Exocriene pancreasinsufficiëntie (EPI) is een langdurige medische aandoening die de alvleesklier aantast. Het verstoort meestal de manier waarop het lichaam voedsel afbreekt (verteert) en kan gastro-intestinale problemen veroorzaken. De alvleesklier is een orgaan dat eiwitten maakt die enzymen worden genoemd. Deze enzymen helpen mensen voedsel te verteren (vooral vetten), zodat hun lichaam voedingsstoffen kan afbreken en opnemen. Bij EPI maakt de alvleesklier niet genoeg enzymen aan. Dit betekent dat je alvleesklier het voedsel niet kan afbreken. Oorzaken van EPI kunnen chronische pancreatitis, cystische fibrose, hemochromatose, obstructie van de ductus pancreaticus zijn als gevolg van een tumor, Shwachman-Diamond-syndroom en andere voorwaarden. Als gevolg van EPI kunt u de volgende symptomen hebben.
- Diarree: EPI kan ervoor zorgen dat onverteerd voedsel te snel door het maagdarmstelsel gaat en dit kan leiden tot diarree.
- Afvallen: Mensen met EPI kunnen de voedingsstoffen uit het voedsel dat ze eten niet verteren en opnemen, dus dit kan leiden tot gewichtsverlies.
- Steatorroe: Omdat mensen met EPI niet in staat zijn om al het vet dat ze eten op te nemen, wordt vet uit hun voedsel in hun stoelgang doorgegeven. Darmbewegingen kunnen er vettig en vettig uitzien. Krukken drijven ook, hebben een vieze geur en zijn moeilijk door te spoelen. Niet alle mensen met EPI hebben steatorroe.

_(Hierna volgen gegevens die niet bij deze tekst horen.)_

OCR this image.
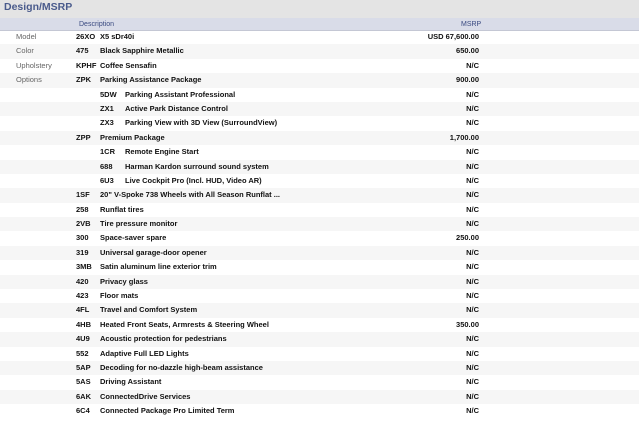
Design/MSRP
Description	MSRP
Model	26XO X5 sDr40i	USD 67,600.00
Color	475 Black Sapphire Metallic	650.00
Upholstery	KPHF Coffee Sensafin	N/C
Options	ZPK Parking Assistance Package	900.00
5DW Parking Assistant Professional	N/C
ZX1 Active Park Distance Control	N/C
ZX3 Parking View with 3D View (SurroundView)	N/C
ZPP Premium Package	1,700.00
1CR Remote Engine Start	N/C
688 Harman Kardon surround sound system	N/C
6U3 Live Cockpit Pro (Incl. HUD, Video AR)	N/C
1SF 20" V-Spoke 738 Wheels with All Season Runflat ...	N/C
258 Runflat tires	N/C
2VB Tire pressure monitor	N/C
300 Space-saver spare	250.00
319 Universal garage-door opener	N/C
3MB Satin aluminum line exterior trim	N/C
420 Privacy glass	N/C
423 Floor mats	N/C
4FL Travel and Comfort System	N/C
4HB Heated Front Seats, Armrests & Steering Wheel	350.00
4U9 Acoustic protection for pedestrians	N/C
552 Adaptive Full LED Lights	N/C
5AP Decoding for no-dazzle high-beam assistance	N/C
5AS Driving Assistant	N/C
6AK ConnectedDrive Services	N/C
6C4 Connected Package Pro Limited Term	N/C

- Gas en opgeblazen gevoel: Omdat mensen met EPI moeite hebben met het verteren van voedsel, kunnen ze zich winderig en opgeblazen voelen.
- Maagpijn: Gasvorming en een opgeblazen gevoel door EPI kunnen maagpijn veroorzaken.
- Andere symptomen kunnen zijn:vermoeidheid, spierkrampen, botpijn en tekenen van vitaminetekort.
Oorzaken
- EPI treedt normaal gesproken op wanneer er een of andere vorm van schade aan de pancreas is, waardoor het vermogen om de enzymen te produceren die nodig zijn voor een goede spijsvertering, wordt verminderd.
- Pancreatitis (ontsteking van de alvleesklier) kan leiden tot EPI. Pancreatitis kan worden veroorzaakt door alcohol, aandoeningen van het immuunsysteem of erfelijke ziekten zoals cystische fibrose.
- Alvleesklierchirurgie kan ook EPI veroorzaken.
- Diabetes kunnen ook leiden tot EPI.
Diagnostische tests: Een gastro-enteroloog kan verschillende tests aanbevelen om EPI te diagnosticeren.
- Tests met abdominale beeldvorming (echografie, computertomografie [CT]-scan of magnetische resonantiebeeldvorming [MRI]) kunnen verkalkingen van de ductus pancreas, dilatatie in de ductus en peripancreatische vloeistofverzameling aantonen.
- Er kunnen bloedtesten zijn om het vitamine- en voedingsniveau te bepalen en om te zien hoe goed uw alvleesklier voedsel verwerkt.
- Bovendien kan de arts een fecale test bestellen. Er zijn twee hoofdtypen fecale tests:
- Een fecale elastase-test: Dit meet de hoeveelheid elastase, een enzym geproduceerd door de alvleesklier, in de ontlasting. Een tekort aan elastase kan een aanwijzing zijn voor EPI.
- Een fecale vettest: Dit vereist het eten van een voorgeschreven dieet en het verzamelen van ontlastingsmonsters gedurende drie dagen. Deze test kan helpen bepalen hoeveel vet het lichaam niet opneemt.